We applied this pattern to five tables — the product catalogue, category flags, refurbished stock, reorder flags, and the live stock table — plus three queries against the order lines table.

The main loop then looks like this:

// All preloads fire before the loop
preload_products($line_items);
preload_flags($line_items);
preload_stock($line_items);
preload_order_lines($line_items);
// ... etc.

foreach ($line_items as $k => $v) {
    // Everything is now served from PHP arrays
    // Zero per-line database calls
}

The Mistake We Made First

Our first implementation of the batch queries used OR pairs instead of IN() clauses:

-- WRONG — defeats composite indexes
WHERE (brand_code = 'ACME'   AND sku = 'BRK-0042')
   OR (brand_code = 'ACME'   AND sku = 'FLT-1138')
   OR (brand_code = 'GLOBEX' AND sku = 'EXH-7700')
   -- ... 70 more pairs

The page got slower. MySQL cannot use a composite index on (brand_code, sku) with a long OR chain — it falls back to a full table scan.
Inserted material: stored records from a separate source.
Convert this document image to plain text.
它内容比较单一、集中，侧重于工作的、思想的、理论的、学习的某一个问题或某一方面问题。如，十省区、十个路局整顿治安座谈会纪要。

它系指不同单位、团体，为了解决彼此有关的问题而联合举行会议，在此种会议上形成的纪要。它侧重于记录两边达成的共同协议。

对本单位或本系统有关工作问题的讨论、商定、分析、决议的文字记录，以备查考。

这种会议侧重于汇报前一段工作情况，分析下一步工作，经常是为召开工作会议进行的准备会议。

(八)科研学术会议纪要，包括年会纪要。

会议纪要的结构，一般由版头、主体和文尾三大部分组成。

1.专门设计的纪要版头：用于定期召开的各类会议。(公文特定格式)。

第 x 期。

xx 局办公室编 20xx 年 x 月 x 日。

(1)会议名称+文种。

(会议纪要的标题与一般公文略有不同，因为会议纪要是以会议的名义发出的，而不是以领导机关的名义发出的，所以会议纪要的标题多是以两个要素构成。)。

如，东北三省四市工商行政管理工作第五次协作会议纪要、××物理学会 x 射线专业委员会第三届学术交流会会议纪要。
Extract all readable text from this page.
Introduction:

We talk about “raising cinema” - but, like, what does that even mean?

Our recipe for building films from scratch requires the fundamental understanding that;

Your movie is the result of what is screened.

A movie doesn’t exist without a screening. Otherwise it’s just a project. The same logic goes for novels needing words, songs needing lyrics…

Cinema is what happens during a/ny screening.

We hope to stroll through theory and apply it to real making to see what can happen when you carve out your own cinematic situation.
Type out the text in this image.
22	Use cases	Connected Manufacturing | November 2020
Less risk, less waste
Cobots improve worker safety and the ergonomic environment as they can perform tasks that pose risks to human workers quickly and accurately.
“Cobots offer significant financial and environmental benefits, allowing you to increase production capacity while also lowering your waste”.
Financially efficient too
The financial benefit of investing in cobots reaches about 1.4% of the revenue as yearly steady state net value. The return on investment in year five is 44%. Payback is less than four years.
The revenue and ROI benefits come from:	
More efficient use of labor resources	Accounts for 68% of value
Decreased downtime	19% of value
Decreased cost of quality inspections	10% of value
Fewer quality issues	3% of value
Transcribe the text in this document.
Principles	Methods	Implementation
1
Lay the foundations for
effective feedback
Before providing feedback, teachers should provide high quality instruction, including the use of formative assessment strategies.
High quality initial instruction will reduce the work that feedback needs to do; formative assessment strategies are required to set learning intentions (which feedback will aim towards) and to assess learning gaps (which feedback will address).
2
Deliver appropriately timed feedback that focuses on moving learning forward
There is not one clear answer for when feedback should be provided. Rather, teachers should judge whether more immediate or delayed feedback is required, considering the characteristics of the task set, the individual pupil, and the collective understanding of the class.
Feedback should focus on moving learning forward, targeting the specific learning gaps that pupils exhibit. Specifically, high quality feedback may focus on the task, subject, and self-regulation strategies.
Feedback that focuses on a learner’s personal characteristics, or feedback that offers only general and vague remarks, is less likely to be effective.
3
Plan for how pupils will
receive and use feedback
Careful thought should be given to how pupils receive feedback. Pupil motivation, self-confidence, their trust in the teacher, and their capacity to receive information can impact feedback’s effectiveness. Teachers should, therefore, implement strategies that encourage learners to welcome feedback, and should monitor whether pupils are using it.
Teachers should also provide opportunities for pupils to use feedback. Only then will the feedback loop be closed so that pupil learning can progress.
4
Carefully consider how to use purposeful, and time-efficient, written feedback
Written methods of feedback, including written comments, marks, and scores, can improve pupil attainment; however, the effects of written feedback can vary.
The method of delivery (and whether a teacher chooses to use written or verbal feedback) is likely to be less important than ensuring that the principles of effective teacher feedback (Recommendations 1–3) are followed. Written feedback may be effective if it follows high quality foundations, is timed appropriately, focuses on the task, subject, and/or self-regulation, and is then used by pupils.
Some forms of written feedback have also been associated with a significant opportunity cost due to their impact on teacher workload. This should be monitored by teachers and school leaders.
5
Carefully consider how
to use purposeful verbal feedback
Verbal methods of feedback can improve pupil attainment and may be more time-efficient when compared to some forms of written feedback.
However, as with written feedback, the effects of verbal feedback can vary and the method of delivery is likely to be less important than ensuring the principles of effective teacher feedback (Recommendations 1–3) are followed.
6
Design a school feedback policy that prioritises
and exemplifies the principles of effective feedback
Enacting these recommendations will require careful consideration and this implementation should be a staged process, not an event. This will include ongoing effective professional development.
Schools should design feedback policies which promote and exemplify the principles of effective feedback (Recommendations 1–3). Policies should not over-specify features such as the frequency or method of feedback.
The correct form uses IN() on each column independently:

-- RIGHT — uses indexes
WHERE brand_code IN ('ACME', 'GLOBEX', ...)
AND (sku IN ('BRK-0042', 'FLT-1138', 'EXH-7700', ...)
  OR alt_sku IN ('BRK-0042', 'FLT-1138', 'EXH-7700', ...))

This fetches cross-product rows — for example, ACME paired with every SKU in the list — rather than exact (brand, SKU) pairs. The result set is slightly larger than necessary, but because the PHP array is keyed by both brand and SKU, false positives are filtered naturally at lookup time without any extra logic.

The Static Result Cache Inside `_resolveStockAvailability`

resolveStockAvailability() in the shared functions file is called from 40+ places across the codebase — reports, admin pages, scheduled jobs. We could not safely modify it in place.

A static result cache added to a function used by cron jobs processing thousands of parts would cause unbounded memory growth. So we created a separate function, _resolveStockAvailability(), scoped to the quote page only. It is copied from the original and modified to:

Use the batch preloads for stock and order line lookups.
Cache its own results within the request using a static local array.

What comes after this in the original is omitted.